Ecclesiastes 1:3 “What profit?”
Solomon asks a very relevant and important question at the beginning of his philosophical book, Ecclesiastes. “What profit hath a man of all his labour which he taketh under the sun?” (Ecclesiastes 1:3) is a pertinent question, and it causes us to stop and ponder the meaning of true profit.
If Wall Street and wealth are all that we are living for, we will wind up greatly disappointed at the end. But if we live for something more, something eternal, we can lay our head upon our dying pillow and leave satisfied!
Paul tells us in 1 Corinthians 15:57-58, "But thanks be to God, which giveth us the victory through our Lord Jesus Christ. Therefore, my beloved brethren, be ye stedfast, unmoveable, always abounding in the work of the Lord, forasmuch as ye know that your labour is not in vain in the Lord.“ There is profit in living for the Lord.
- The Profit of Communion – When you serve with the Lord you have fellowship with Him. You also have fellowship with the saints who are serving
- The Profit of Continuation – When you serve and labor for the Lord, you will win some souls to the Lord. You will also leave behind some devoted Christians who will carry on when you are gone.
- The Profit of Commendation – Scripture says in Matthew 25:23, “His lord said unto him, Well done, good and faithful servant; thou hast been faithful over a few things, I will make thee ruler over many things: enter thou into the joy of thy lord.” What other commendation could we want other than those words from our Savior? The praise of the world will not compare!

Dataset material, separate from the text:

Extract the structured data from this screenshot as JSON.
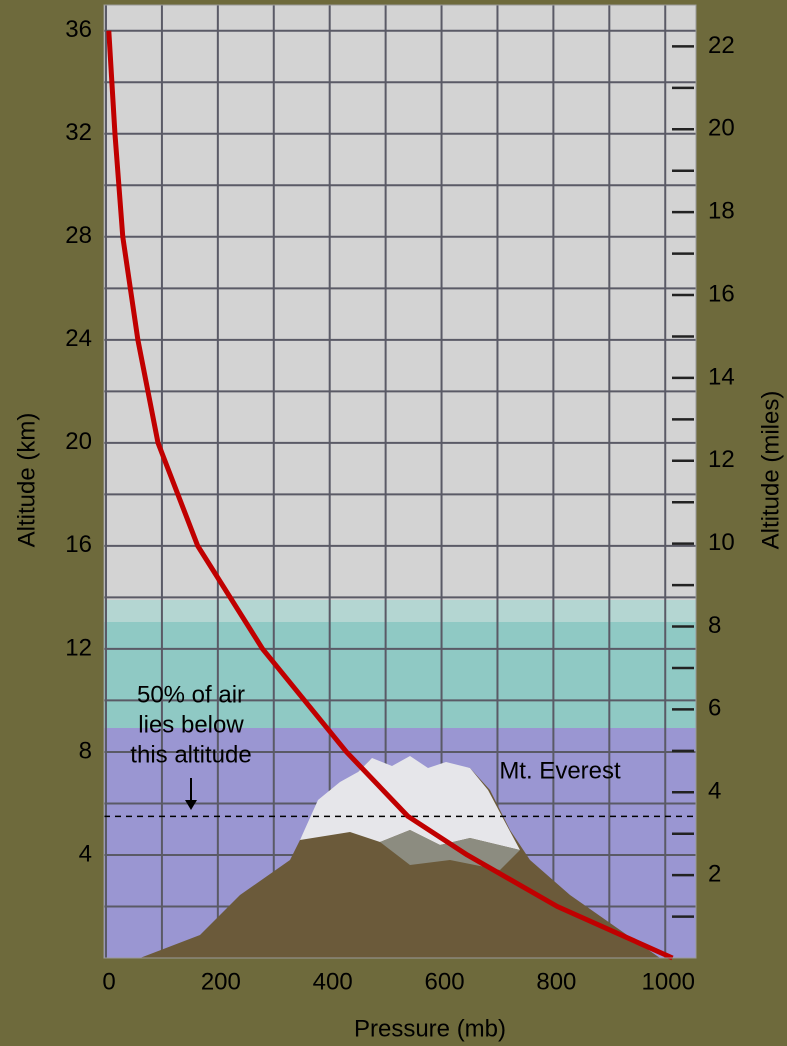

- The Profit of Commission – The Word of God says in 2 Timothy 2:12, “If we suffer, we shall also reign with him: if we deny him, he also will deny us…” It also tells us in Revelation 20:6, “Blessed and holy is he that hath part in the first resurrection: on such the second death hath no power, but they shall be priests of God and of Christ, and shall reign with him a thousand years.” I want to invest my life in such a way here, that I have a profit in the world to come.
April and I recently visited the Biltmore in Asheville. I learned that George Vanderbilt who owned and built the palatial home and estate died at the young age of 51. He didn’t really get to enjoy the profit of his labor very long. I told April that it taught a lesson: "Don’t live for this world; live for the next world, we’ll get to enjoy it longer.” If you labor for yourself, then you will say what Solomon said in the verse just above: “Vanity of vanities, saith the Preacher, vanity of vanities; all is vanity.”